Thursday, June 1, 2017

419 Plan

419 Plan

1 comment:

  1. "Welfare Benefit Plan" tax schemes are gaining popularity among sole proprietors about like crack cocaine, and they promise to be much more harmful to their health.

    As we all know, businesses that provide benefits to their employees, such as health care and insurance, write the costs of those welfare benefit programs off on their taxes. Welfare Benefit Plan tax schemes are promoted as a way for sole proprietors to do the same thing, providing their favorite employee (themselves) with cleverly crafted welfare benefits, writing the costs of those benefits off as tax deductions. So, as the scheme goes, you pump massive amounts of income into a cash value life insurance policy, deducting those premiums as a tax deduction, while building a cash value that you can later cash out, or borrow against, "tax free." The promoters of these schemes generally explain (with a wink and a nod) that when you begin to cash out, you have an obligation to report that money as income, because insurance policy proceeds are not generally taxable, and these withdrawals are not reportable by the issuer of the policy.

    In other words, these Welfare Benefit Plans are promoted to be like some special IRA that you can put all the money in you want, write the contributions off your taxes, and pull the money out later without any notification to the IRS . . . unless you tell them.

    Internal Revenue Code Sections 419, and 419A, define the rules allowing employers to make tax deductible contributions to Welfare Benefit Plans, in order to provide their employees with medical and life insurance benefits. There is nothing inherently wrong with these plans; the IRS acknowledges that businesses often maintain welfare benefit funds that fully comply with the intent of Sections 419 and 419A and, in fact, provide meaningful medical and life insurance benefits to their employees, making substantial contributions to those funds that the IRS accepts as fully deductible.

    On the other hand, the IRS does take issue with the Welfare Benefit Plans that are being promoted to sole proprietors and small businesses as a way to avoid federal income taxes via schemes that, in form, provide medical and life insurance benefits to key employees but, in substance, primarily serve to benefit the owner(s) of the businesses. These programs are sometimes referred to by their promoters as “single employer plans,” or “419 plans.” The promoters claim that the employers’ contributions are deductible under IRC Sections 419 and 419A as ordinary and necessary business expenses.

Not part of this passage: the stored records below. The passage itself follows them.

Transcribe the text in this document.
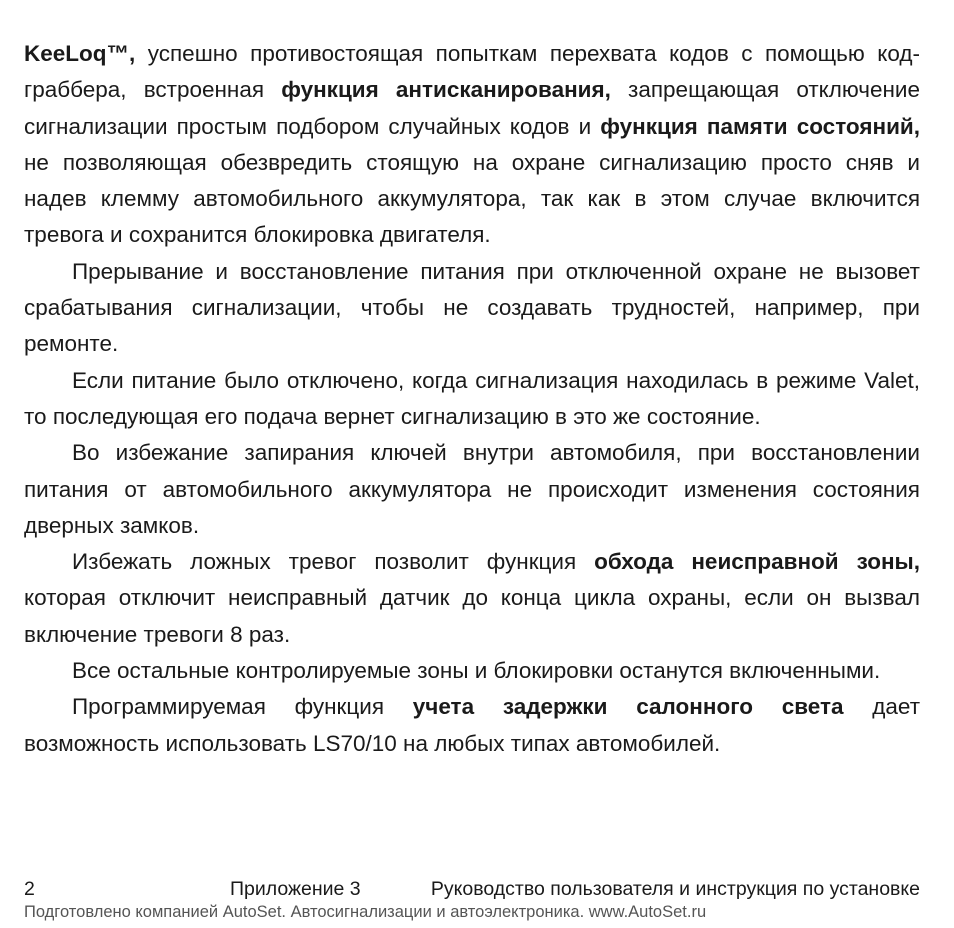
KeeLoq™, успешно противостоящая попыткам перехвата кодов с помощью код-граббера, встроенная функция антисканирования, запрещающая отключение сигнализации простым подбором случайных кодов и функция памяти состояний, не позволяющая обезвредить стоящую на охране сигнализацию просто сняв и надев клемму автомобильного аккумулятора, так как в этом случае включится тревога и сохранится блокировка двигателя.

Прерывание и восстановление питания при отключенной охране не вызовет срабатывания сигнализации, чтобы не создавать трудностей, например, при ремонте.

Если питание было отключено, когда сигнализация находилась в режиме Valet, то последующая его подача вернет сигнализацию в это же состояние.

Во избежание запирания ключей внутри автомобиля, при восстановлении питания от автомобильного аккумулятора не происходит изменения состояния дверных замков.

Избежать ложных тревог позволит функция обхода неисправной зоны, которая отключит неисправный датчик до конца цикла охраны, если он вызвал включение тревоги 8 раз.

Все остальные контролируемые зоны и блокировки останутся включенными.

Программируемая функция учета задержки салонного света дает возможность использовать LS70/10 на любых типах автомобилей.

2	Приложение 3	Руководство пользователя и инструкция по установке
Подготовлено компанией AutoSet. Автосигнализации и автоэлектроника. www.AutoSet.ru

    The essence of the 419 Welfare Benefit Plan scam is the representation that a business owner can provide life insurance for himself as his own “favorite employee,” writing off the policy payments as a tax deductible business expense, while enjoying the benefit of the insurance, and accumulating cash value in the policy.

    They cannot -- PERIOD!

    Admittedly, the provisions of the Internal Revenue Code, and related case law, can be very difficult to understand, but evaluating the viability of this sort of tax scheme need not be that complicated. With regard to the assertion that sole proprietors can fund their own life insurance policies as a tax deductible business expense, there is no room for interpretation, discussion or debate. IRC 264(a)(1) says, “No deduction shall be allowed for premiums on any life insurance policy . . . if the taxpayer is directly or indirectly a beneficiary under the policy or contract.”